1. 26.
    -1
    tülay benden önce ordaydı. beni gördüğünde bir tebessümle karşıladı. ben ne yapacağımı şaşırıp odun hödük varihi davranışımla elimi uzatırken(sadece tokalaşma amaçlı) o yanak yanağa selamlaşmayı tercih etti.

    tülay:merhaba canımmmm(biraz uzatarak). sonunda görüşebildik.(biraz süzerek) yakışıklı olmuş bakıyorum benim öğrencim(yine bir gülümseme)
    ben:(dıbına soktum şu öğrenciyi sokma araya) merhabalar hocam. nihayet. siz de yıllar geçtikçe gençleşiyorsunuz varsa bir sırrı bana da söyleyin(hödükvarihi gülümsemem oldum olası bir güzel gülemedim amk)
    tülay: hadi gecelim y kafesine biraz muhabbet edelim konuşalım özlemişim cidden.(y kafesi görüştüğümüz yere 20 metre ya var ya yok acayip yakın)
    ben: tabi hocam önden buyrun.

    oturduk. ben damla sakızlı türk kahvesi istedim tülay ise americano istedi. (nasıl içiyor onu dıbına koyayım)

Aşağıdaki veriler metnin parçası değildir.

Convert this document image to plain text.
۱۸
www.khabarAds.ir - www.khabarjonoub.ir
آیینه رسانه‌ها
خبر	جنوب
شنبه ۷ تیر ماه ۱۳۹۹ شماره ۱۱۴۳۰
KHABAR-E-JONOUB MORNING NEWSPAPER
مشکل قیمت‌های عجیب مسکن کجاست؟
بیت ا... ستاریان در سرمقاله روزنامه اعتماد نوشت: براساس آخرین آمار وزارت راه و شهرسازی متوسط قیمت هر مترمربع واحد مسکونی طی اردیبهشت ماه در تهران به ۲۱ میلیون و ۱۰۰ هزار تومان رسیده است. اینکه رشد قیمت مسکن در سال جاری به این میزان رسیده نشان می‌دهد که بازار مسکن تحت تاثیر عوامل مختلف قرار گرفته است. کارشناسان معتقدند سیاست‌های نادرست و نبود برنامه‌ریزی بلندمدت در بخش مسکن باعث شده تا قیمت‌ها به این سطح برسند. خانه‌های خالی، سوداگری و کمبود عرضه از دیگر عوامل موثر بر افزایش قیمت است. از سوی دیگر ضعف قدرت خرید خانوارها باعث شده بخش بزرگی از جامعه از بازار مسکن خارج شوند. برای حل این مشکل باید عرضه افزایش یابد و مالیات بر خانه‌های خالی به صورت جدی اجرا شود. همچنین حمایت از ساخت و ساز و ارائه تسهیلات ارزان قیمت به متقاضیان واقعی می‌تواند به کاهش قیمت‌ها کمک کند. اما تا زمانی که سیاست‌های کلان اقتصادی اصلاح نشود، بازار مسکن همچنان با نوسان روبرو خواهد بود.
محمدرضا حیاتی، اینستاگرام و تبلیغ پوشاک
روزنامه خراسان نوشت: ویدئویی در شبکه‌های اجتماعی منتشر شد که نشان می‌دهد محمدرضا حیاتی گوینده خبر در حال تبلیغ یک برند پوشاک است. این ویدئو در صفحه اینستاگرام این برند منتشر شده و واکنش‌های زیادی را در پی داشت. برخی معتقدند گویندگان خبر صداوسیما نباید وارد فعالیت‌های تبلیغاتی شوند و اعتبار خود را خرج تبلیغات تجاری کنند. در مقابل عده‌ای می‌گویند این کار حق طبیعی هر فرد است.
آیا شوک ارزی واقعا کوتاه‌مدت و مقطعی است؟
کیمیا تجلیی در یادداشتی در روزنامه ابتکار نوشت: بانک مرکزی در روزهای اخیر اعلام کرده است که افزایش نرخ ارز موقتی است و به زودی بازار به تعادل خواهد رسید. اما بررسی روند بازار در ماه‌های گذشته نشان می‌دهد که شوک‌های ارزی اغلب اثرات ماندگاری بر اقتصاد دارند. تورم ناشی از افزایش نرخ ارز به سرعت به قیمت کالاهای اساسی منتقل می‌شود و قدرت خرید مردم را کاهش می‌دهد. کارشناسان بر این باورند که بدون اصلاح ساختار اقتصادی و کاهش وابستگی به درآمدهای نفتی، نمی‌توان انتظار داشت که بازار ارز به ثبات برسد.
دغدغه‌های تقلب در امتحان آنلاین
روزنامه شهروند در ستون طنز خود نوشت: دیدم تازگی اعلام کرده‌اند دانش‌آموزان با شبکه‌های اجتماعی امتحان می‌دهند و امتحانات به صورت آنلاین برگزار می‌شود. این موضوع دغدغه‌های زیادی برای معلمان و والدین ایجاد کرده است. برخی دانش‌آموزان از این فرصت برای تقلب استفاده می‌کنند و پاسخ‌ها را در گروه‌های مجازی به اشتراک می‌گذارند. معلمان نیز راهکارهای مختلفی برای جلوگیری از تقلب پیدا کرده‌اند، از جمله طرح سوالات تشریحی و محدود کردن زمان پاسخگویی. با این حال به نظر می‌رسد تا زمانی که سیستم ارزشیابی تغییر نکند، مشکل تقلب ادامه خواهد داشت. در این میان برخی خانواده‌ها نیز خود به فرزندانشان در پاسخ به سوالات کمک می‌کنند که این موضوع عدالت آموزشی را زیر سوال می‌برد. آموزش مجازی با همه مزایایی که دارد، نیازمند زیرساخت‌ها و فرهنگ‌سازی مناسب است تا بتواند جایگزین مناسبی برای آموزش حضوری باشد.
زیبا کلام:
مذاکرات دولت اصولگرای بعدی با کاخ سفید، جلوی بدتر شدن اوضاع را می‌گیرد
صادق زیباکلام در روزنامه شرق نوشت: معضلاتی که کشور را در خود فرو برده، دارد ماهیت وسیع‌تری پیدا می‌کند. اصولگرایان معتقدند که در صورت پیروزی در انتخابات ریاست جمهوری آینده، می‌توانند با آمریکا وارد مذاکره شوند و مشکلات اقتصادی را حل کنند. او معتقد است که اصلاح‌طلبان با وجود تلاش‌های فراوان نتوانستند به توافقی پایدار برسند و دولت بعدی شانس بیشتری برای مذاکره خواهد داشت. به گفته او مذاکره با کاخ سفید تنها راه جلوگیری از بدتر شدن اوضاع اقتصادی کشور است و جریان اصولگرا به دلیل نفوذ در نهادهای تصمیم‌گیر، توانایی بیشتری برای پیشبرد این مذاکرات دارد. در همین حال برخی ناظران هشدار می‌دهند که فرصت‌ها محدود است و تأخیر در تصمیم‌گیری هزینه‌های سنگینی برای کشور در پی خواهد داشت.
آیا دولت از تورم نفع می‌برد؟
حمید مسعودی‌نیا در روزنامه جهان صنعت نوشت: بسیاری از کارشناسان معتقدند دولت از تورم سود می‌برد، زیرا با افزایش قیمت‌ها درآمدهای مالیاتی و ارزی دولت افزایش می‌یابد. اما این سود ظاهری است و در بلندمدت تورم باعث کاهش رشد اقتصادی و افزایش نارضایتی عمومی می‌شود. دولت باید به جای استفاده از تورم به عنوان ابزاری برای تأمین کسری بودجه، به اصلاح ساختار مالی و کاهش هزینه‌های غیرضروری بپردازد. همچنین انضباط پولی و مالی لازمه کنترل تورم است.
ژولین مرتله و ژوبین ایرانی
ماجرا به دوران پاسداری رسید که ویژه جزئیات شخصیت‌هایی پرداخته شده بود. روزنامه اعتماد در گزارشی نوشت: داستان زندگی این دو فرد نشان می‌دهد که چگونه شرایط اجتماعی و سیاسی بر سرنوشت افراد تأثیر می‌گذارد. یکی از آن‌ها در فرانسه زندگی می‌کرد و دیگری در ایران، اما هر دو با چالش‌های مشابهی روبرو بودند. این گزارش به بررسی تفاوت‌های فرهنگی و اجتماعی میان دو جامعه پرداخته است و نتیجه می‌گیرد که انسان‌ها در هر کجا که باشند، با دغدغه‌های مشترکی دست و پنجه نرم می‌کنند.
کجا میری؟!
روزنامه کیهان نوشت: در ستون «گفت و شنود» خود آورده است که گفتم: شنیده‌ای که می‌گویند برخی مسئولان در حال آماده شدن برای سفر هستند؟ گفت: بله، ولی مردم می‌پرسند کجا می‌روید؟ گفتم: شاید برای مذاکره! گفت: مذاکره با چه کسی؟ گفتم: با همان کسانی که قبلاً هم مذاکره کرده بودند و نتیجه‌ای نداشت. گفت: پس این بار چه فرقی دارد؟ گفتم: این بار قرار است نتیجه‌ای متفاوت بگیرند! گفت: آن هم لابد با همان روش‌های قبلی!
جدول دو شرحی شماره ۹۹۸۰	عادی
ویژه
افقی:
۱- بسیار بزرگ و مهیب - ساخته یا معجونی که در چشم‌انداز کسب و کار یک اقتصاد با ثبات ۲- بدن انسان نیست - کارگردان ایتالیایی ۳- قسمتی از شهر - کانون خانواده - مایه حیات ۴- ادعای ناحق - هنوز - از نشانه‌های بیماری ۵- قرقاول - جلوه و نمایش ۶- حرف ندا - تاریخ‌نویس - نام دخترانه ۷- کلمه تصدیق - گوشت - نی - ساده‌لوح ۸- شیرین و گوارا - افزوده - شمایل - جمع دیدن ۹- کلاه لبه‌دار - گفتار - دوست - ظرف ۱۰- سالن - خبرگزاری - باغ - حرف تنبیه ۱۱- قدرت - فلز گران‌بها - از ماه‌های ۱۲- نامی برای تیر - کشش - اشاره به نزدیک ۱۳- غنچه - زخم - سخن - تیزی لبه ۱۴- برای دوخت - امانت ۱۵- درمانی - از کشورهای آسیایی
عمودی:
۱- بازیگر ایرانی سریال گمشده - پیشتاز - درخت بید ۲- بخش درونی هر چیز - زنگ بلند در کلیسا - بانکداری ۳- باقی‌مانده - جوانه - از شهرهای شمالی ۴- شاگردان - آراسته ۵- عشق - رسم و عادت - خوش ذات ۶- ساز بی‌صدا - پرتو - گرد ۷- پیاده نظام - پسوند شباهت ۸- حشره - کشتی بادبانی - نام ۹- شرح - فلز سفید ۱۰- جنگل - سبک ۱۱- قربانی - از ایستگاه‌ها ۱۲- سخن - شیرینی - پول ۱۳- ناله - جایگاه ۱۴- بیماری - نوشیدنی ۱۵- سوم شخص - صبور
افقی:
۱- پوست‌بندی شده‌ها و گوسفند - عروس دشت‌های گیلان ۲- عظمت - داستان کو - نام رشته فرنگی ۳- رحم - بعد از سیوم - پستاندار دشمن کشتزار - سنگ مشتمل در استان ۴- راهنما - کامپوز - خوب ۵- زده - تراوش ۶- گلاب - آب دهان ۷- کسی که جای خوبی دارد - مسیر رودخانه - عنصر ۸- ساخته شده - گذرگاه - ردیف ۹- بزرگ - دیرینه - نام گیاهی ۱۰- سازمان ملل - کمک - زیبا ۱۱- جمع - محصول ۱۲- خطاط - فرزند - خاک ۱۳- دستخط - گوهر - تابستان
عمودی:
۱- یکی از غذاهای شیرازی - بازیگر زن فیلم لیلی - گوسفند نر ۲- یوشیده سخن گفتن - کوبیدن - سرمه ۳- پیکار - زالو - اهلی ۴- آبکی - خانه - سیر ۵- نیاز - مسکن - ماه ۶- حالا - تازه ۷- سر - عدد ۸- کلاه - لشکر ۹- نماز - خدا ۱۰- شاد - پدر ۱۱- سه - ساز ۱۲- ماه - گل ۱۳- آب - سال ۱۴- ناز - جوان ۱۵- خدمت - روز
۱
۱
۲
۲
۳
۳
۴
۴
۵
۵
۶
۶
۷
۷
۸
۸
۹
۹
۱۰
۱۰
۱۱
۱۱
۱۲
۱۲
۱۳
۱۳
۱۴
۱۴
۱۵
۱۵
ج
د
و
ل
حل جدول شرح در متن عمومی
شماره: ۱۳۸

    sigara yaktı bana da uzattı. direk zıpladım aldım. yaktık sigaralarımızı kahveler gelmeden. konuşuyoruz işte havadan sudan nasılsın ne kadar zaman geçti falandır filandır.
    ben: sözlünüz nasıl olucak hocam başlayalım isterseniz
    tülay: şaka yaptım canım olur mu öyle şey(gülümseme)(bilmiyodum dıbına soktuğum diye bağırasım geldi)

    olaya bir şekilde yaklaşmalıydım ama nasıl derken aklıma bir fikir geldi ya batacaktık ya birşeyler olacaktı.

    ben:hocam yanlış anlamazsanız siz hala evlenmediniz mi?
    tülay:ah be orthroncum aklıma uyan birini bulamadım diyelim. ne diyeceğimi bilemedim bir sessizlik oldu. sıçmış mıydım yoksa olaya girmeye çalışırken?